大友興一の祖父が記したその本の内容を知る者であるシェリル・目白はしなやかな外見をした肢体を蛍雪荘の地下の一室に向けていました。その傍らに立っているのは頭を角刈りに刈り上げた骨太な壮年の男性、片桐和史でした。シェリルはこの蛍雪荘の結界を作り出した大友興一の祖父を知る数少ない女性であり、当時まだ幼かった興一以上にこの場所の事実と真実とに近しい人間とされていました。

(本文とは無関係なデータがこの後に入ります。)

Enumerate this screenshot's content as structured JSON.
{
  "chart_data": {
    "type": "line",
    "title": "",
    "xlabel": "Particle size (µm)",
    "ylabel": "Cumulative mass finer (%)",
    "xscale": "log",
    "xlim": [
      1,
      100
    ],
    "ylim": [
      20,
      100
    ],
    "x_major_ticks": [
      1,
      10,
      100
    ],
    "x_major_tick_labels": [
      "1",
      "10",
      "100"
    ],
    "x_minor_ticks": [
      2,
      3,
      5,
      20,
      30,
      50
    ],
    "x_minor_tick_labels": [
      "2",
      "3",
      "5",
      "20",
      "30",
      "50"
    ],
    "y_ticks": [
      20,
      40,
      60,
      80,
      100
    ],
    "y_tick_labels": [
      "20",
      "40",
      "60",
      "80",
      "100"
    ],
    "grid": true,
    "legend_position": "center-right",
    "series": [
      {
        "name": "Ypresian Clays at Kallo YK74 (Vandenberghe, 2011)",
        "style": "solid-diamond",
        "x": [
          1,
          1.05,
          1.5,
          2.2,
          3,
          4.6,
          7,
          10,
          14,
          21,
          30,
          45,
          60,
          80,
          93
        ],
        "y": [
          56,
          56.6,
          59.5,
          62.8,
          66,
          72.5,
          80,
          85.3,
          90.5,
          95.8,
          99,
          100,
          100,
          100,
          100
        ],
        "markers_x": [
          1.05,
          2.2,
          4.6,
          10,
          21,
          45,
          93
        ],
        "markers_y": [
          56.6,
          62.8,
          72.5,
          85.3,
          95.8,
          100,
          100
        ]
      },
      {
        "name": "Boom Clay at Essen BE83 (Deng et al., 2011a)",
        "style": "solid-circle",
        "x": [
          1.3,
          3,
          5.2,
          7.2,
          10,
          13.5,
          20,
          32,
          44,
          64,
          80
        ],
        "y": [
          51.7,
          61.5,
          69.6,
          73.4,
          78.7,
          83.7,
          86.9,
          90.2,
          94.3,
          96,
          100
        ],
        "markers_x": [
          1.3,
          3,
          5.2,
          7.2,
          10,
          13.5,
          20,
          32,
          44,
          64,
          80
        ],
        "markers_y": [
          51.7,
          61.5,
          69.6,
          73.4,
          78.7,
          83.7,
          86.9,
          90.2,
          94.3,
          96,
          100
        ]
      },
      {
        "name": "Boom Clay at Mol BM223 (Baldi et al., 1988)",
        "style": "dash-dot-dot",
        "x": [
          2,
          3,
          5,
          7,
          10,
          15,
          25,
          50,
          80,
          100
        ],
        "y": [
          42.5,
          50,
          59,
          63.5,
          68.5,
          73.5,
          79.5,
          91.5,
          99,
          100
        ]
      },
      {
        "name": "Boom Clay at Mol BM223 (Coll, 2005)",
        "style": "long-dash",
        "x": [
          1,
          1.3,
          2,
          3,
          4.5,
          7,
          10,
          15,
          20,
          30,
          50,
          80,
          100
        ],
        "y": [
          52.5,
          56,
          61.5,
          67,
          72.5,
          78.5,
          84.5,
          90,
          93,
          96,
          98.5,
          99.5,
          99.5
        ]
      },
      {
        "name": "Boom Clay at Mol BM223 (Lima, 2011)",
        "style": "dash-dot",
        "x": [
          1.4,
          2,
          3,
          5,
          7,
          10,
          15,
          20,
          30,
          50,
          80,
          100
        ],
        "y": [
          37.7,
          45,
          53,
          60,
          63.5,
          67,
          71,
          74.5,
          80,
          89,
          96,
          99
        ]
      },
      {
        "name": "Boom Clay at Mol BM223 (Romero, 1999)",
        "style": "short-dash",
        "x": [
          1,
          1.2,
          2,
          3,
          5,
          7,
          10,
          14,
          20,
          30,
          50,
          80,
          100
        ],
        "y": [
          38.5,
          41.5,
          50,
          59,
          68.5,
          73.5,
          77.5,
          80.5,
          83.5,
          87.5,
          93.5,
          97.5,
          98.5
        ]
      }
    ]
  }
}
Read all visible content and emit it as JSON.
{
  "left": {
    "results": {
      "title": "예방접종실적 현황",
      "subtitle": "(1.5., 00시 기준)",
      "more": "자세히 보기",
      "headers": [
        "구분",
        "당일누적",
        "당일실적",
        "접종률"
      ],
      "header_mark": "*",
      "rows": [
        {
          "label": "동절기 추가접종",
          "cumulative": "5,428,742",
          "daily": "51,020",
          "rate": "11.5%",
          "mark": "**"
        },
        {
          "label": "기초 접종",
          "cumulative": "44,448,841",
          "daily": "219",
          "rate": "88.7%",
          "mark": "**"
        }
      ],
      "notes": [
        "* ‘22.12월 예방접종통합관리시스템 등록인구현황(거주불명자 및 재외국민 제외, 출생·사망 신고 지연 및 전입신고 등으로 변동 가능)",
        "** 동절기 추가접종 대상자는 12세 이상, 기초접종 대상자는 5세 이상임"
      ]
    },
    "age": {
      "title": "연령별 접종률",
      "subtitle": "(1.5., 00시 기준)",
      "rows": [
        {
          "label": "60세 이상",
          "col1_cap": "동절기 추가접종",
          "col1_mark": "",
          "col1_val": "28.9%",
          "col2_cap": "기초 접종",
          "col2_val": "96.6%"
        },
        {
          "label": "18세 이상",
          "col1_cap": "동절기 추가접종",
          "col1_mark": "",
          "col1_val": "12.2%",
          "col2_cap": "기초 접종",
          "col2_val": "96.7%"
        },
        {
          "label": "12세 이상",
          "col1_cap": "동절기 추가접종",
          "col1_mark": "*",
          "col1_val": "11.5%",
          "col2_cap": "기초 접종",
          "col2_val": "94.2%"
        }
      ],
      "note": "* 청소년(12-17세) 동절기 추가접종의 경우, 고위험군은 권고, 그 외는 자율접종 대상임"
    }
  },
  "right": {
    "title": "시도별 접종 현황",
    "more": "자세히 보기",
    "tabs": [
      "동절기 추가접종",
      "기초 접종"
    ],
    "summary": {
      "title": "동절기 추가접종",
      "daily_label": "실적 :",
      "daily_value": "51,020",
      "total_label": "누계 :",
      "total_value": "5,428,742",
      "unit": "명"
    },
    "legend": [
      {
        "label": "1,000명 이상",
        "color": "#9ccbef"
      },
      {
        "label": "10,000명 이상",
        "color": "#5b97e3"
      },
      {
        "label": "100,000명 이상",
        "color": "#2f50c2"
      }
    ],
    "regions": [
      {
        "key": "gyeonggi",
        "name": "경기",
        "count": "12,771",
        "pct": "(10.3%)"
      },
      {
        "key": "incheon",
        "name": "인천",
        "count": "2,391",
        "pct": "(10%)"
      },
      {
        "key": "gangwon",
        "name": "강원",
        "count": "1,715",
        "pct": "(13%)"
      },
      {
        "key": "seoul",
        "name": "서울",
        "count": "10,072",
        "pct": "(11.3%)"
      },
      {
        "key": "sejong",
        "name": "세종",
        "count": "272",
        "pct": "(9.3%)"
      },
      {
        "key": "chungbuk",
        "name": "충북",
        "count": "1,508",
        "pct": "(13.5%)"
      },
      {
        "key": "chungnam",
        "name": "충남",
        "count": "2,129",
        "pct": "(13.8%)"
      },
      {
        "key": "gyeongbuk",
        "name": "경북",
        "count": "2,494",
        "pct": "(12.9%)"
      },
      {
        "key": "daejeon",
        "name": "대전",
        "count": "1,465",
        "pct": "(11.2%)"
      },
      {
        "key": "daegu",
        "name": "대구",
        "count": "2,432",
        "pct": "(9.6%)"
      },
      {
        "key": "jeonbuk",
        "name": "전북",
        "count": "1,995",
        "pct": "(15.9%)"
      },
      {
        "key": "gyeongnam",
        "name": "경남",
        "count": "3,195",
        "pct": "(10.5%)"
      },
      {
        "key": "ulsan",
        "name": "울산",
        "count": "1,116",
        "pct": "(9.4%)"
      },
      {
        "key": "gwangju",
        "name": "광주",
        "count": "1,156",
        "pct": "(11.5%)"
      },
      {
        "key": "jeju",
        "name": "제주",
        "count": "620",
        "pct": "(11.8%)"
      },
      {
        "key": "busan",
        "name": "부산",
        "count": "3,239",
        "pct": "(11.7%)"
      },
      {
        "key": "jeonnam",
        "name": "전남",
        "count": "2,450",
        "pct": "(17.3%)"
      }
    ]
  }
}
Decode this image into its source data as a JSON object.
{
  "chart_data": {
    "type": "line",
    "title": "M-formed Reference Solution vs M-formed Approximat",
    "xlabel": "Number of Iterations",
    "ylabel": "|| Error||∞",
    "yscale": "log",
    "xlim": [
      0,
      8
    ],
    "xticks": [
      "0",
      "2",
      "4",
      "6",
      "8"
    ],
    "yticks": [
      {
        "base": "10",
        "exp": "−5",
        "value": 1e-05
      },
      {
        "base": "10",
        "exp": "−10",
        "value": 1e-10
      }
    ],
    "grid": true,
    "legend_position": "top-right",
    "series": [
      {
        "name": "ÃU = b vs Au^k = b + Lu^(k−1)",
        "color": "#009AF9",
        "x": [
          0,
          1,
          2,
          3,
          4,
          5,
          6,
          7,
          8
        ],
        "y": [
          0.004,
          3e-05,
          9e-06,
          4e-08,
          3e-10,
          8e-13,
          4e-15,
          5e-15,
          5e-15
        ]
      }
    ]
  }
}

「事実は唯一つ、この場所を中心に結界が存在する事…」
呟くようなシェリルの言葉に、同行していた和史が顔を向けました。頑健な容姿とそれに相応しい身体能力を持ちつつ、尚知性に傾倒するのはハルモニアに属する者として彼が相応しい事を示しているものであったでしょう。例え厚い木板を割る拳や丸木を折る脛があったとしても、真理に近付こうとする脳細胞の一片には及ばない筈でした。よく響くバスの効いた低い声で、シェリルの言葉に答えるように囁き返します。
「では、真実は?」
和史の質問にシェリルは表面上は返答を返さず、口元に優美な笑みを浮かべるだけでした。蛍雪荘の図書室にある膨大な蔵書を支える書庫はその地下にあり、湿気を避ける為もあって、乱雑な図書室に比べれば遥かに秩序立てて箱や棚に並べられていました。そして彼女達が今立っている場所は地下の書庫の更に地下にある一室であり、恐らくこの部屋の存在は蛍雪荘の管理人たる興一にも知らされてはいませんでした。知る為の手段として、教わる事と知ろうとする事とが全く別である事は自明でしたから、理性と知性を信奉する者としては自ら得ようとする者にこそ恩恵が与えられてしかるべきでした。
結界を抑える者の存在はシェリルにも和史にも、恐らく予想されていたものでした。誰がそれを行うかという予想は別として、更に結界の真実に到ろうとする者が誰であるのか、幾人かの顔が彼女達の脳裏を過ぎりました。舞台の上演を心待ちにする観客のような表情になると、和史は隣りに立つハルモニアの象徴のような女性に語り掛けました。
「さて、どんな判定が下されますかな」
未来を語る者は、その時はまだどこにもいませんでした。